According to a report from The Information last month, Microsoft and OpenAI have drawn up plans to create a $100 billion supercomputer called “Stargate” containing “millions of specialized server chips” to power the ChatGPT creator’s AI.

Naturally, when Hassabis was asked about the rumors surrounding his rivals’ supercomputer and its cost, he was quick to note that Google’s spending could exceed that amount: “We don’t talk about our precise numbers, but I think we invest more than that over time.”

Although the generative AI boom has already sparked a huge surge in investment (AI startups alone raised nearly $50 billion last year, according to Crunchbase data), comments from Hassabis say the competition to lead the AI ​​sector is going to get much more expensive.

This is particularly the case for companies like Google, Microsoft and OpenAI, all of which are engaged in an intense battle to become the first to claim the development of artificial general intelligence, an AI capable of matching reasoning and human ingenuity.

Big chips

Still, the idea that a company can spend more than $100 billion on a single technology that some think might be overrated is telling.

It’s worth thinking about where these expenses are going. For starters, a large portion of development costs will be spent on chips.

This is one of the most expensive purchases for companies invested in the race to develop smarter AI. Simply put, the more chips you have, the more computing power you have to train AI models on larger volumes of data.

Companies working on large language models, like Google’s Gemini and OpenAI’s GPT-4 Turbo, rely heavily on third-party chips like Nvidia.
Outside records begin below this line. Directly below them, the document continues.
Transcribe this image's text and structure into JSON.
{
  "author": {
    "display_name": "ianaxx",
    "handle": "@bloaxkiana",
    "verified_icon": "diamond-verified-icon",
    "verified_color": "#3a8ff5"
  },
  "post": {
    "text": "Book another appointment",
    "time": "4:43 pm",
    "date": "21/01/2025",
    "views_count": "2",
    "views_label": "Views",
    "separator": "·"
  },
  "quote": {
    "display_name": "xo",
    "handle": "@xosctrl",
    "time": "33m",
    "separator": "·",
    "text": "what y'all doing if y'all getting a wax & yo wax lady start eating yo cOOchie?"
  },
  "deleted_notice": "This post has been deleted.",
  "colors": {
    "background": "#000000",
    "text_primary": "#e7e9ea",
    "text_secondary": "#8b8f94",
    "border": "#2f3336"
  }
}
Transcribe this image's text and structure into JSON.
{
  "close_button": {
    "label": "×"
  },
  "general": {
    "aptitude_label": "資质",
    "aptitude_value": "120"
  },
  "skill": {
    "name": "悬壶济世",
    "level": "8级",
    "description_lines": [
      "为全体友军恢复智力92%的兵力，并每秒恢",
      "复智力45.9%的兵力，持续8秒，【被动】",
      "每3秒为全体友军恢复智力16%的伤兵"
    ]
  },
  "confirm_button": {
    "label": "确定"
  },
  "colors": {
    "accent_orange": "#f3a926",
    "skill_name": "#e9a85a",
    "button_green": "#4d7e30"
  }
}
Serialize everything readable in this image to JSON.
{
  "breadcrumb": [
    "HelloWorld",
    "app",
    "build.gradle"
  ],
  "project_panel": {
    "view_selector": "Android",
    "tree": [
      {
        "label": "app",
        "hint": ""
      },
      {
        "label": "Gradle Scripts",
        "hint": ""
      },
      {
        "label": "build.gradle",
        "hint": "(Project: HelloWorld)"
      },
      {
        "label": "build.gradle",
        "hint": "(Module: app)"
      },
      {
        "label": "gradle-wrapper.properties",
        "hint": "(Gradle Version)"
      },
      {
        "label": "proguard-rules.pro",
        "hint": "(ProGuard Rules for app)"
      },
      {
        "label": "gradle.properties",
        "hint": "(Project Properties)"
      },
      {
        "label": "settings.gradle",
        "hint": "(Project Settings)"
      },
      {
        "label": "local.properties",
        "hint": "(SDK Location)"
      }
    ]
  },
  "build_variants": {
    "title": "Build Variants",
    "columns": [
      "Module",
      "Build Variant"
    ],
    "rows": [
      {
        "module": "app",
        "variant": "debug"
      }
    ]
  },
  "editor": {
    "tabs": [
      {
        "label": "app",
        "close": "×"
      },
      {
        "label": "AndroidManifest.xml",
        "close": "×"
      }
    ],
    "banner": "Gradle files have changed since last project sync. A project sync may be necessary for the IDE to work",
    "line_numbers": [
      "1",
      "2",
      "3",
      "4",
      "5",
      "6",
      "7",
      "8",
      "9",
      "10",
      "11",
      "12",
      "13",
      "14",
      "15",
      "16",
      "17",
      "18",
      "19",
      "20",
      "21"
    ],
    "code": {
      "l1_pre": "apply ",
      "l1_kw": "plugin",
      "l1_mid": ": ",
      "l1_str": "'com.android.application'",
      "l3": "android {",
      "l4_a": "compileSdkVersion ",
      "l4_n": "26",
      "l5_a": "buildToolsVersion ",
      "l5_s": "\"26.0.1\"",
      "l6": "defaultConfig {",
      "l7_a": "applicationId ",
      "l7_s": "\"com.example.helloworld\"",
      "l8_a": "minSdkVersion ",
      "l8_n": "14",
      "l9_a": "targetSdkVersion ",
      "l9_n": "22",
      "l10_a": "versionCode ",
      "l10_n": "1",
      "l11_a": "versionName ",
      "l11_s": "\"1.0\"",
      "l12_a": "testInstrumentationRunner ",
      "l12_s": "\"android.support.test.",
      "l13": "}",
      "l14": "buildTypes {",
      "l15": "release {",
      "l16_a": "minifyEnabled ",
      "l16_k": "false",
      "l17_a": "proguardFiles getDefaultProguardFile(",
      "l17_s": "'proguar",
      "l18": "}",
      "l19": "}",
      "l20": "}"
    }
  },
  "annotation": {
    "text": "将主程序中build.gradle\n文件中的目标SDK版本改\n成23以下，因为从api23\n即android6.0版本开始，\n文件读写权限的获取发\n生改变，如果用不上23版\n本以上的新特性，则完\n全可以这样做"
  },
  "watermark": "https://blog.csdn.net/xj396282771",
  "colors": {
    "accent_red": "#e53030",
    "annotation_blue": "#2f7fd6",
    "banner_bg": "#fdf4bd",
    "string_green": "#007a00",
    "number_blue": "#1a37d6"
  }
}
But they are increasingly trying to design their own.


Jensen Huang Presents at Nvidia's 2024 GTC Conference

Jensen Huang, CEO of Nvidia, which is a leading supplier of chips to AI players.

Justin Sullivan/Getty Images



The general business of training models is also becoming more and more expensive.

Stanford University’s annual AI Index report, released this week, notes that “the costs of training cutting-edge AI models have reached unprecedented levels.”

He noted that OpenAI’s GPT-4 used “approximately $78 million of compute for training,” compared to the $4.3 million that was used to train GPT-3 in 2020. Google, meanwhile, cost $191 million to form. The original technology behind AI models cost around $900 to train in 2017.

The report also notes that “there is a direct correlation between the costs of training AI models and their computational requirements,” so if AGI is the end goal, the cost will only skyrocket.